Bopping with Niall JP O'Leary

Niall O'Leary insists on sharing his hare-brained notions and hysterical emotions. Personal obsessions with cinema, literature, food and alcohol feature regularly.

Monday, October 17, 2011

A Strange Manuscript Found in a Copper Cylinder

I've also recently read James De Mille's 'A Strange Manuscript Found in a Copper Cylinder'. Claiming to be a castaway's account of a trip to a lost civilisation at the South Pole, it is also a clever satire (as most of these tales are; consider Butler's 'Erewhon'), on Western Civilisation. In this lost world, the locals are kind, considerate, selfless and completely in love with death, so much so that sacrifice and cannibalism are considered the highest honours.
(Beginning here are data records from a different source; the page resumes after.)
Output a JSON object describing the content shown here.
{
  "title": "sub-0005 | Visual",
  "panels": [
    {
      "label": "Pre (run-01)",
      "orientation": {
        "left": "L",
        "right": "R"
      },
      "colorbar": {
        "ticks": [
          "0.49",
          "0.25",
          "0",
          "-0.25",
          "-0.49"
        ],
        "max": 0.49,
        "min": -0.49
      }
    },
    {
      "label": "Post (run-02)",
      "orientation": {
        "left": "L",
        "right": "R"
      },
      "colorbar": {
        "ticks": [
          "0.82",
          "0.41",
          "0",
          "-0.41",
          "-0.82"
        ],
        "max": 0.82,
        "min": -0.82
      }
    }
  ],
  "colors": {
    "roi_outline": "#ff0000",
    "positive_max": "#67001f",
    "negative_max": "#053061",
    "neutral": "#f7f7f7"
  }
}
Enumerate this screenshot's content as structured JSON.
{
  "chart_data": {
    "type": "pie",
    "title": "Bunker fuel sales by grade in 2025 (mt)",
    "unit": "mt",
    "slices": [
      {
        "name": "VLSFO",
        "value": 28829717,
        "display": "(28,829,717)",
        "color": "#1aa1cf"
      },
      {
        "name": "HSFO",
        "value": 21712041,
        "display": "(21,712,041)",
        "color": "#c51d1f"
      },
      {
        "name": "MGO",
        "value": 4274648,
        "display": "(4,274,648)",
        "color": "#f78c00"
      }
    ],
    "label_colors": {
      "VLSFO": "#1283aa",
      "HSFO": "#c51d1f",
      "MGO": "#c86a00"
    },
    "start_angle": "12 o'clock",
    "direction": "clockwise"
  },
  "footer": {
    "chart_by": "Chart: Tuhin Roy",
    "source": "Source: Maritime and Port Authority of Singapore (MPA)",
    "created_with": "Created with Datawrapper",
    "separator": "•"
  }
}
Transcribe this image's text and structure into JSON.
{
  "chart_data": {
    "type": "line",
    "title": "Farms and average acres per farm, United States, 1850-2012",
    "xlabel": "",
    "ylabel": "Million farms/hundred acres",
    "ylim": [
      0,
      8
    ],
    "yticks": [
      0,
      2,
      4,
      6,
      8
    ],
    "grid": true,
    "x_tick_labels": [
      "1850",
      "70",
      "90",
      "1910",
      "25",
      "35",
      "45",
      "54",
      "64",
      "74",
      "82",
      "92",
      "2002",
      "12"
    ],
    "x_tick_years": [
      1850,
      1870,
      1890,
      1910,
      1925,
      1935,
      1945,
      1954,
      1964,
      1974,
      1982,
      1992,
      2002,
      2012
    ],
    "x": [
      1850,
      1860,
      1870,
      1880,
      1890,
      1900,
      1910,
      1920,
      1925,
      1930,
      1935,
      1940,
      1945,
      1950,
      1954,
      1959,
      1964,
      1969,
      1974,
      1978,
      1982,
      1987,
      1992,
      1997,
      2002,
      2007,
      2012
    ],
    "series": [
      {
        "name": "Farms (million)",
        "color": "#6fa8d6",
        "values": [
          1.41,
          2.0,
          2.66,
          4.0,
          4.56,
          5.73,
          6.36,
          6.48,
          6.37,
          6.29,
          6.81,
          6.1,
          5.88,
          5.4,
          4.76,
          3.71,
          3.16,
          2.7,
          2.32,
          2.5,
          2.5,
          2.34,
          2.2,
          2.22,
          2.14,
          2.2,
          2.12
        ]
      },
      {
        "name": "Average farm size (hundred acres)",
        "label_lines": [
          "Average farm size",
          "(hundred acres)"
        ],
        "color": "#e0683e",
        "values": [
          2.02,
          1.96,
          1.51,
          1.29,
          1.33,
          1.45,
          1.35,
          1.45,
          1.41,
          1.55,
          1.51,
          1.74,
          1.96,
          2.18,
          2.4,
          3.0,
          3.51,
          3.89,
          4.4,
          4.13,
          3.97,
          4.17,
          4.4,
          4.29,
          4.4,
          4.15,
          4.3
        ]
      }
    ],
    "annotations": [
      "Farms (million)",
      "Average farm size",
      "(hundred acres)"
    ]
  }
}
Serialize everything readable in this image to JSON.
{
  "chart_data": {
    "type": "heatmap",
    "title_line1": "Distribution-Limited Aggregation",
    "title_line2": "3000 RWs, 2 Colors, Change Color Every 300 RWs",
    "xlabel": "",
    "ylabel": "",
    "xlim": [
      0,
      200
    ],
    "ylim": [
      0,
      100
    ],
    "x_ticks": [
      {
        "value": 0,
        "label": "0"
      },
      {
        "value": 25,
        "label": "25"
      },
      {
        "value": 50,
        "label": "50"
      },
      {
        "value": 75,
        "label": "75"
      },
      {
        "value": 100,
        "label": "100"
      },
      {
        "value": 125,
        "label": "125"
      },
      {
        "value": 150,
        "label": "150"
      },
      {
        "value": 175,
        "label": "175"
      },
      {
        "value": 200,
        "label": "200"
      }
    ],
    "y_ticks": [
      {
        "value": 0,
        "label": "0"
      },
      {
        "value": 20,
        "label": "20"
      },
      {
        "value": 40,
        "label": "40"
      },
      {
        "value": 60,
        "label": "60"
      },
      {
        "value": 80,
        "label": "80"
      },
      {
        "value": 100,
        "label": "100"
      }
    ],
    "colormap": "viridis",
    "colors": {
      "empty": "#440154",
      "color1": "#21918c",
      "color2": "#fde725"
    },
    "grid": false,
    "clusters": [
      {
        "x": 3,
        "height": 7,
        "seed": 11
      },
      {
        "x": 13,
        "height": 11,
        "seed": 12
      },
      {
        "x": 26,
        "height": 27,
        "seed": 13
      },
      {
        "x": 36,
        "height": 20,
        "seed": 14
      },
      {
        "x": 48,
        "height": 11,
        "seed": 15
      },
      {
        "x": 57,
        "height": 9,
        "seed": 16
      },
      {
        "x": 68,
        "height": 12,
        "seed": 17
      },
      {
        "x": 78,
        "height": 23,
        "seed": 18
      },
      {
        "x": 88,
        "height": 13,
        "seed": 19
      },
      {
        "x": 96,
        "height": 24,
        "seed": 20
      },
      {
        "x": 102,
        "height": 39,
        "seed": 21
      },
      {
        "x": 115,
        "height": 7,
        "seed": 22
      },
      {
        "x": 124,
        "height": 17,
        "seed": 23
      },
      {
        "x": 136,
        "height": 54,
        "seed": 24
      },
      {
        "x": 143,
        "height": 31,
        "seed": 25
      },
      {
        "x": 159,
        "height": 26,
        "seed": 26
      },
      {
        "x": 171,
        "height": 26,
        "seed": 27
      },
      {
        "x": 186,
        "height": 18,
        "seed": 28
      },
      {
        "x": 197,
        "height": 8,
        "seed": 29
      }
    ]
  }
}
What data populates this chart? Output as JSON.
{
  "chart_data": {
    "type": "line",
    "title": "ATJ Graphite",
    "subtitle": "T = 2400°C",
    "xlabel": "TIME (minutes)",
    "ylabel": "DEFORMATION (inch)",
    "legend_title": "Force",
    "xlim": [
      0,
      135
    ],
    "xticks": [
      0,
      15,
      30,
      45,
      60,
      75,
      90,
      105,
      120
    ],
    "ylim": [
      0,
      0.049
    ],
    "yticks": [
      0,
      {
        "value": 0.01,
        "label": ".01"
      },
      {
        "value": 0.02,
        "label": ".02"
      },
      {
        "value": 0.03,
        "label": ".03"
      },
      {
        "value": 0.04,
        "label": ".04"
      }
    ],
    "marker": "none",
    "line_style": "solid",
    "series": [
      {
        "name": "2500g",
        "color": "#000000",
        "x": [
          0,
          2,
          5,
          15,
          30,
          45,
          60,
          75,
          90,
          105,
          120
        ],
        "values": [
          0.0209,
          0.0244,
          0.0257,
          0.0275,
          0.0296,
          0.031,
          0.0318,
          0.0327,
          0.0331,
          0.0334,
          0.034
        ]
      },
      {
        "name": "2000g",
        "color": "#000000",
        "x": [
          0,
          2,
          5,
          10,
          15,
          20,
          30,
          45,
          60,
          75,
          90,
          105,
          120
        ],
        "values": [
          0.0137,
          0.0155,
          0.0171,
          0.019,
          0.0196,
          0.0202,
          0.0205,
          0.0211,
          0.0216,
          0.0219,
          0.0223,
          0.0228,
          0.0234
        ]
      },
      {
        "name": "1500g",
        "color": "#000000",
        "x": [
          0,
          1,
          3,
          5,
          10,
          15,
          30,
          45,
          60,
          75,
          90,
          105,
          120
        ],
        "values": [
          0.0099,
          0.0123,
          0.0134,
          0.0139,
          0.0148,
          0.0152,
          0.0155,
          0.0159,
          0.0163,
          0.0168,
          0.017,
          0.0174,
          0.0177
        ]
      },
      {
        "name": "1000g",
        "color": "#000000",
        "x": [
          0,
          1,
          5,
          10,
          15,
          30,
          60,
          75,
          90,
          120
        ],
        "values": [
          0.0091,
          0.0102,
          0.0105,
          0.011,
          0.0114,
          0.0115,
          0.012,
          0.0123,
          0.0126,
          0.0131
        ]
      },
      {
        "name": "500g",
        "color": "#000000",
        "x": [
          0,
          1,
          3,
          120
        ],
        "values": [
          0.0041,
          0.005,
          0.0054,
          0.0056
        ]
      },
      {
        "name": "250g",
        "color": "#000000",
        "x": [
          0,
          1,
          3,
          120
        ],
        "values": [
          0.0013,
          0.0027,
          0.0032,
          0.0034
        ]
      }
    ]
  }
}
Only a few radicals believe that selfishness, greed and exploitation are the true, noble aims of life.
Written in 1888, it makes a heavy nod at Edgar Allen Poe, but, though coming after Verne, apparently still anticipates much that was written by Burroughs, Haggard and Doyle (this Antarctica features dinosaurs and Moas as well as cannibals and pyramids). As if in apology for its sentimental aspects, De Mille frames the whole tale by having the manuscript read aloud by a motley group of dilettantes on an aristocrat's yacht. One of their number insists on critiquing the manuscript as if it was a fiction, pointing out its sensationalism and absurdity, while the others supply the science behind its authenticity.
All of this is admirable and entertaining. Sadly the hero, the English sailor Adam More, is a pessimistic, often cowardly, and very often overly submissive fool, making it very hard to care for his adventures, even with the framing critique highlighting his double standards. Indeed, De Mille is trying to give us a rip-roaring adventure, a healthy dose of anthropology, biology and linguistics, and a sly, self-conscious black comedy that highlights the dangers of a first person narrative; all at the same time. It is incredibly ambitious, and were he to have achieved all his aims, he would be regarded as one of the best writers of his generation. Suffice to say he is not. However, there is no doubt of his importance in the development of the science fiction genre, and for that alone, this is worth a read.